Une fenêtre ouverte laissait entrer la lumière du soleil, la douceur de l’air et la rumeur de la ville. En mettant le nez dehors, Everard vit que Palo Alto se préparait au week-end. L’appartement où il se trouvait était une piaule d’étudiant typique, avec des meubles usés mais confortables, un bureau encombré de papiers, des étagères croulant sous les livres, une affiche de la National Wildlife Fédération punaisée au mur. Il ne subsistait plus aucune trace des désordres de la nuit passée. Wanda Tamberly avait passé les lieux au peigne fin. Elle ne devait rien remarquer à son retour de vacances – elle, plus jeune de quatre mois que la Wanda assise devant lui en cet instant, laquelle avait grandi en âge et en sagesse d’une façon proprement incommensurable.

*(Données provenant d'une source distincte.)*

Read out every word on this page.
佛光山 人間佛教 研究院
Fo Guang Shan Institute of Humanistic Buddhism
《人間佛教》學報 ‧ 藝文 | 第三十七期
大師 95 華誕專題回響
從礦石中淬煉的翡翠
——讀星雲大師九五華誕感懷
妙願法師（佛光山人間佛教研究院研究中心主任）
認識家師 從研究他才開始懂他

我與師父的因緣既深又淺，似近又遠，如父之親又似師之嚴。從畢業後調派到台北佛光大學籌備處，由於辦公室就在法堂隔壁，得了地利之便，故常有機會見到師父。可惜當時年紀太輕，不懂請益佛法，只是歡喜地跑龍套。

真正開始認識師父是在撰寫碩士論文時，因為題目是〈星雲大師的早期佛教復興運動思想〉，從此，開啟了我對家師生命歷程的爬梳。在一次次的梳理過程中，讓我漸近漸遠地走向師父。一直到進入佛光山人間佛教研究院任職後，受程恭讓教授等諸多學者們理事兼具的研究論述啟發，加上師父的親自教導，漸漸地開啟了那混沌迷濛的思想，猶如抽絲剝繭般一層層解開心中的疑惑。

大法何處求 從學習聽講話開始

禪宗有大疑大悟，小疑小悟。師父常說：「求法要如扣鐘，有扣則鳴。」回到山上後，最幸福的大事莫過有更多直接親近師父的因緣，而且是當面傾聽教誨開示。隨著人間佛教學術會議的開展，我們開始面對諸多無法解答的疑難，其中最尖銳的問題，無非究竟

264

Si Everard restait sur le qui-vive, il n’était pas pour autant sur les nerfs. Plutôt que de scruter le voisinage, il préférait contempler la jeune femme, une beauté typiquement californienne. La lumière du jour faisait ressortir ses cheveux blonds et le peignoir bleu assorti à la couleur de ses yeux. Bien qu’elle ait littéralement fait le tour du cadran, elle s’était remise de ses épreuves avec une rapidité stupéfiante. Toute autre jeune fille – voire tout autre jeune homme – qui se serait fait kidnapper par un conquistador pour être secouru par des chrononautes serait restée dans un état second pendant deux ou trois jours. Wanda avait partagé un steak avec lui dans sa cuisine tout en le bombardant de questions intelligentes. Ce qu’elle continuait de faire dans son séjour.

« Comment ça marche, au fait, le voyage dans le temps ? D’après mes lectures, c’est aussi impossible qu’absurde. »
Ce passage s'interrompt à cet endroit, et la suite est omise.